The recovery was smooth as nano-spun silk–– AIs triggered overhead maneuvering thrusters in a dance of blue flame that ended in a gentle pirouette of S-vectoring panels and hover systems. Magnetic fields touched like hands, gentle guides supporting Cordova as the heavens dropped away beneath them and the soft browns and greens of Tarsian soil spread out above their canopies, getting closer, every craggy detail intensifying into mountain ranges and fields, lakes and deserts, forests and rivers. With cohesion reestablished, Phoebe breathed a sigh of relief. The numbers on the display clicked by silently. Thirty-one kilometers to the surface.

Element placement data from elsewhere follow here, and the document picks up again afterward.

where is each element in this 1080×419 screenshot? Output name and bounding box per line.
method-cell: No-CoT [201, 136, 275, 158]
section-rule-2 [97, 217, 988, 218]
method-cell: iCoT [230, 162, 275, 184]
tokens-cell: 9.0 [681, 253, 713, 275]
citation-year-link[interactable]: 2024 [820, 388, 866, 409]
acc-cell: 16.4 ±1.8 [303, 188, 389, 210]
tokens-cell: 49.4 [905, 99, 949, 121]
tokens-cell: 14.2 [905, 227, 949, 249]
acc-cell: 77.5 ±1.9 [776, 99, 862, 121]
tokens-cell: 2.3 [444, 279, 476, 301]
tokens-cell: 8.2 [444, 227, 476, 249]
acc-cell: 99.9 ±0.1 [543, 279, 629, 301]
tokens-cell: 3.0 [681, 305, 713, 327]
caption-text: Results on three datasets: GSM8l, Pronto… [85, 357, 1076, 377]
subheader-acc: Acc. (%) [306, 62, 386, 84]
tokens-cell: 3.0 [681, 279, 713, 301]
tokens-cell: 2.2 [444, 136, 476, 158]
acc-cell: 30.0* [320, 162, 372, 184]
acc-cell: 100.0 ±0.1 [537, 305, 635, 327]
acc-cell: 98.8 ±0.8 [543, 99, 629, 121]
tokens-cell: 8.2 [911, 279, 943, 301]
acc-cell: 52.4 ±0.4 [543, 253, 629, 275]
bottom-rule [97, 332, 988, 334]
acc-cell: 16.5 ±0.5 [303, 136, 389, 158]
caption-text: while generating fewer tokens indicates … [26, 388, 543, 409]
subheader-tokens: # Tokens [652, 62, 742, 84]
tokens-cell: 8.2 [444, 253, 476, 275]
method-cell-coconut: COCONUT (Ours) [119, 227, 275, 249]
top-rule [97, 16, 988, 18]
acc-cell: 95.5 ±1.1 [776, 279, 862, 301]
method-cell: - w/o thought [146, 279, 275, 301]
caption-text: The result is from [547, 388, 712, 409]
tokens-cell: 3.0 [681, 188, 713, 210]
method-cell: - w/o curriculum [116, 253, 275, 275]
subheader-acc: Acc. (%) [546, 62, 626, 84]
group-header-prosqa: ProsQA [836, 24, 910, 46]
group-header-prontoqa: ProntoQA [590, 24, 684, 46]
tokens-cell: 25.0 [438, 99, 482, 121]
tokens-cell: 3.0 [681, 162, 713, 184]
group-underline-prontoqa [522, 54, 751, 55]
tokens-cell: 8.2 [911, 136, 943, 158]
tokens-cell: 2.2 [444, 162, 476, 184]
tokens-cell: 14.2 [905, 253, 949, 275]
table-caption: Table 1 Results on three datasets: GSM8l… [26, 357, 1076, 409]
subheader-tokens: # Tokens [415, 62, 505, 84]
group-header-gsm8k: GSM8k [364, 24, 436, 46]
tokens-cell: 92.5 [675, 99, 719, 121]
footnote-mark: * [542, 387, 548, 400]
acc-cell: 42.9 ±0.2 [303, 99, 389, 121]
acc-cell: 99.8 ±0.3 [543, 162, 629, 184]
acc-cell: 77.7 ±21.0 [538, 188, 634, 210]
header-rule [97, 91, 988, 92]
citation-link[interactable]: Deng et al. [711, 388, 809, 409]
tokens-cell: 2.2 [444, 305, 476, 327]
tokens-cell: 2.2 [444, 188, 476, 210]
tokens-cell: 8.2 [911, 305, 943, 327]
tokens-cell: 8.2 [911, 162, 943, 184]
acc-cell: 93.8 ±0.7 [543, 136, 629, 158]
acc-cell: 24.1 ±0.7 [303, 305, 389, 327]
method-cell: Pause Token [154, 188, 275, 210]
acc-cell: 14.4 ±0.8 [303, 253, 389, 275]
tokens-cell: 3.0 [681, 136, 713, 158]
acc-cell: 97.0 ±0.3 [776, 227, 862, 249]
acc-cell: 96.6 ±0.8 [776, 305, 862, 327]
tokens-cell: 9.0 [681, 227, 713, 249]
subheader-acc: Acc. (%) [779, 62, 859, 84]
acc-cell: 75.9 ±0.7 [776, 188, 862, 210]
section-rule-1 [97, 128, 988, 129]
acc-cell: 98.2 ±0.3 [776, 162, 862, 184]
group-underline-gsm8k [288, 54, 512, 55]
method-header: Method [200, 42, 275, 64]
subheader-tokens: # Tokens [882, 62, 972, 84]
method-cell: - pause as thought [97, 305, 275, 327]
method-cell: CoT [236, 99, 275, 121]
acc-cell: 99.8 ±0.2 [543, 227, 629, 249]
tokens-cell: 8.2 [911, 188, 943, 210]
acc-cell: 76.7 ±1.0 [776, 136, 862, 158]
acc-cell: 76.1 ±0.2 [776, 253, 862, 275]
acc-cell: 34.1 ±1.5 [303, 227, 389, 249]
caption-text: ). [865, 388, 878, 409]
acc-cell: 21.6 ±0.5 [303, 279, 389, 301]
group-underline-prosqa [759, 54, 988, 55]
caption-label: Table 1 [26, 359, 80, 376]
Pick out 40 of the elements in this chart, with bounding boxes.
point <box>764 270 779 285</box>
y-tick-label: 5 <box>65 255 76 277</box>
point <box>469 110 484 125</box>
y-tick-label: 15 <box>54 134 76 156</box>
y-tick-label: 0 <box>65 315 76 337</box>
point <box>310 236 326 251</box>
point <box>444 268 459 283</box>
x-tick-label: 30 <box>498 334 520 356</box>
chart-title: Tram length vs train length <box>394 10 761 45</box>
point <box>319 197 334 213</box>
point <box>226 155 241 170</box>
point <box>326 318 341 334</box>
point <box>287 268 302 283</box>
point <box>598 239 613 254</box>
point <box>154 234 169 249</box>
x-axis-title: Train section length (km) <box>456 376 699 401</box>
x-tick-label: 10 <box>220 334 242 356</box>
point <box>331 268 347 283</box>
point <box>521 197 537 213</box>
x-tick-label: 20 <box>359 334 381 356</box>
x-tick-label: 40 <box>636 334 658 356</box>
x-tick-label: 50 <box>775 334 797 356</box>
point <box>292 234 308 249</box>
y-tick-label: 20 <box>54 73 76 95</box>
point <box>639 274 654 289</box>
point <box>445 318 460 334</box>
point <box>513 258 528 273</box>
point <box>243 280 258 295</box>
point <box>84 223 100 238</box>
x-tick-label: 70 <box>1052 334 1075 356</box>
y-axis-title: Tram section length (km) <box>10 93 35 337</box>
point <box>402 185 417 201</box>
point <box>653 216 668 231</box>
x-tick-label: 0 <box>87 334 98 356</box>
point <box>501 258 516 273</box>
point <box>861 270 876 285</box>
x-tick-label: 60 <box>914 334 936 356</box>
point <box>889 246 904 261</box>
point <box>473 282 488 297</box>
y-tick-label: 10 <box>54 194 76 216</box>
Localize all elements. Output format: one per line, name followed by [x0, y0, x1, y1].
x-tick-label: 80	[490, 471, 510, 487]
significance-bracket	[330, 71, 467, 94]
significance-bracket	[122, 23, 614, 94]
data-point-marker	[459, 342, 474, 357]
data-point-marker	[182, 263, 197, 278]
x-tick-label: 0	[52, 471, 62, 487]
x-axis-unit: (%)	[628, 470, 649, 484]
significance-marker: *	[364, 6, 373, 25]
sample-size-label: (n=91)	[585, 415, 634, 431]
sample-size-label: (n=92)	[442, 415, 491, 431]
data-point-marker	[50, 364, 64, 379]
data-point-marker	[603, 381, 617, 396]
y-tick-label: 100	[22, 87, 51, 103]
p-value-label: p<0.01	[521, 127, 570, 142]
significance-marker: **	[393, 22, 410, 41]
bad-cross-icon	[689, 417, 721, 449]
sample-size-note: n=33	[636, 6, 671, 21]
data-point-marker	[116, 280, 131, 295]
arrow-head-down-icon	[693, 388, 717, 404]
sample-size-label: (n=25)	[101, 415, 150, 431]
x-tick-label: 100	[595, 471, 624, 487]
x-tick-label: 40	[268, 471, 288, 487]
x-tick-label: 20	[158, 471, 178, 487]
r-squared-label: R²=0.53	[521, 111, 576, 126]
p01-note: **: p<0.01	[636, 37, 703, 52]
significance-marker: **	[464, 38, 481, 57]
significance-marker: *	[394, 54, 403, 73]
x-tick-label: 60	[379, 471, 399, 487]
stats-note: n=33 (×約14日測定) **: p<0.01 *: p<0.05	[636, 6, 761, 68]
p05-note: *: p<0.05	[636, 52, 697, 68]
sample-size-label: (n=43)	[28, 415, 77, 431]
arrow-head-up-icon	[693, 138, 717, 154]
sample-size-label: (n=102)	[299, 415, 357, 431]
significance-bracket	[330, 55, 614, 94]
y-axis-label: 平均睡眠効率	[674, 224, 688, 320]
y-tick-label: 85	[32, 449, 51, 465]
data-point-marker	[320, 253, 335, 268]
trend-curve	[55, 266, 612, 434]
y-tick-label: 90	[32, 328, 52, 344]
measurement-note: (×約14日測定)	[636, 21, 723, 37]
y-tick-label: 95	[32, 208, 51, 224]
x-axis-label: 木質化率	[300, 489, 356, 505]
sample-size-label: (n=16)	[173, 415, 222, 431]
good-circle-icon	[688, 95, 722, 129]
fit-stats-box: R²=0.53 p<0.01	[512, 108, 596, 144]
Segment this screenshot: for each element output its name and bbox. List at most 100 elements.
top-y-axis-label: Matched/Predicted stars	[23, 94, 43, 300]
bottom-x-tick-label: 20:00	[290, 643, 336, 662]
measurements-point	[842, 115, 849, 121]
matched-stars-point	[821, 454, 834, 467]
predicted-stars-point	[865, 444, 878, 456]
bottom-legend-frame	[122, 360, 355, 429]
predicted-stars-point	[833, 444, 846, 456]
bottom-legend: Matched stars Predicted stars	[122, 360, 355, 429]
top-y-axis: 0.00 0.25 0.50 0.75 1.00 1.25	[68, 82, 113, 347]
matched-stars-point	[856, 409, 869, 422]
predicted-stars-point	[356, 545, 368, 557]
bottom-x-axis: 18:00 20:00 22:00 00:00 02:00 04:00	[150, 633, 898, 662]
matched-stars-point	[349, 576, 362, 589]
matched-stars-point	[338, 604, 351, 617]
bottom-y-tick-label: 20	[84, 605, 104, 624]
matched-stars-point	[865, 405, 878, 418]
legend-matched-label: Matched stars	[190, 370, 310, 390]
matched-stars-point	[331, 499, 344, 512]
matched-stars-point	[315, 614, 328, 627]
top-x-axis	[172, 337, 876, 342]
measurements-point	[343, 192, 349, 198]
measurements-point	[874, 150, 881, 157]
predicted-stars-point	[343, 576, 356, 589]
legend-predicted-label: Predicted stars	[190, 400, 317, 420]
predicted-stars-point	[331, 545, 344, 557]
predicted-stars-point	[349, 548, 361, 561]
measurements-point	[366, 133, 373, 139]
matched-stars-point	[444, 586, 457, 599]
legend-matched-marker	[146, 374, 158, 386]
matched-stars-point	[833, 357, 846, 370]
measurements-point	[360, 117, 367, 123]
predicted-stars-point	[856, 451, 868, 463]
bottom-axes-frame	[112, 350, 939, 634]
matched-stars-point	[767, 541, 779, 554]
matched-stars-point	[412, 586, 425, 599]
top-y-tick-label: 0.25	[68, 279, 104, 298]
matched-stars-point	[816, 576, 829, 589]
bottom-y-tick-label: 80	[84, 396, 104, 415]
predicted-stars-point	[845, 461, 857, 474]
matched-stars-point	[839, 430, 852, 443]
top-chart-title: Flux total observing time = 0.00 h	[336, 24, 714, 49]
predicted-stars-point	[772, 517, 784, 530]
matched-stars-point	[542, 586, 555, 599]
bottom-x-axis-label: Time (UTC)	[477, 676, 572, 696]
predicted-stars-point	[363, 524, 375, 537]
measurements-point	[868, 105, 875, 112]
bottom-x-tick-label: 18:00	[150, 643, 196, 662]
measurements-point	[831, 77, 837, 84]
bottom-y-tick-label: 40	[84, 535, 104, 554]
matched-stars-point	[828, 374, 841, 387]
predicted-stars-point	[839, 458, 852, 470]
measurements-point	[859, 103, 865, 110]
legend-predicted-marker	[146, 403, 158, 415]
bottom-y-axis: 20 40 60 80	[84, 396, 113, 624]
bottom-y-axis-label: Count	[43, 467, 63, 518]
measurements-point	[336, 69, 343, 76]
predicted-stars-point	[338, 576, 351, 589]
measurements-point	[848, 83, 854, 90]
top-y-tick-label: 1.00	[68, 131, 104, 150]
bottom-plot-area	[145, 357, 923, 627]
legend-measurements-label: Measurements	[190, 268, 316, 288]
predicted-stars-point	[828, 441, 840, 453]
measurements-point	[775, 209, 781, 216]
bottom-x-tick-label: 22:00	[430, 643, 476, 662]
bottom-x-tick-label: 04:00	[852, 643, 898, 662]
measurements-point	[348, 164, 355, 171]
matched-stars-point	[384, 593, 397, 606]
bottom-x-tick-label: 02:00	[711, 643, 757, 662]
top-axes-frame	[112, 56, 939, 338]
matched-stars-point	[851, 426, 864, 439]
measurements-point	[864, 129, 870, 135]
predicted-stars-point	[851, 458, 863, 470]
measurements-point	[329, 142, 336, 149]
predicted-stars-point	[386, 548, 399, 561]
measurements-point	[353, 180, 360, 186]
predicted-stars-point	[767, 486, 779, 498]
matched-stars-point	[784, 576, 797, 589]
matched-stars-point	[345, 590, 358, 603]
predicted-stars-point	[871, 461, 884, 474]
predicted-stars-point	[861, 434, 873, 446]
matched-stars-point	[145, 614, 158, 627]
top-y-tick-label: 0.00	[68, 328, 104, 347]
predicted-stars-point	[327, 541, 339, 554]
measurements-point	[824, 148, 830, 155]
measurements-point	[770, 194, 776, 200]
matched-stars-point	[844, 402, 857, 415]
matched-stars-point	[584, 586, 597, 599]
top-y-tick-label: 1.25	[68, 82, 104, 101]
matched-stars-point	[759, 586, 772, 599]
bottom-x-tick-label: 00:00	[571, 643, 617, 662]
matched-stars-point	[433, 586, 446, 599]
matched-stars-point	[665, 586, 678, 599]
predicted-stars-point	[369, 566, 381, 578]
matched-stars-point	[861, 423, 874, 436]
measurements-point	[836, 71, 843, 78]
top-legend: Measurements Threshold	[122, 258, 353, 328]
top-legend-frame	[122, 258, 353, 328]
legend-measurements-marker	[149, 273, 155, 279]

Those last few kilometers slipped past easily, smoothly–– as the airfield loomed up beneath them, AIs ran through the final checklists, preparing Izzy and Phoebe’s rigs to slip away and leave Cordova to perform the landing, the final movement in a grand orchestra of atmospheric descent. Meters ticked away, less and less–– at seven they let him go, pulling out and into level flight just in time to see him grind to a halt on the black stretch of nanocrete, suspensors bursting with green flame beneath his rig as it etched long grooves into the runway. Phoebe was cheering, Izzy smiling, shooting off a few encouraging words– but her mind was elsewhere.
Thoughts of Tessa came creeping back like a cruel dream, souring the moment. She circled lazily above the airfield, eyes searching, lighting on her lover’s Seindrive, parked and silent on the grass beside the runway. An ambulance was burning toward it, lights flashing frantically. She had to land, had to get down there, had to know.
Please, Tessa. Don’t you dare die on me.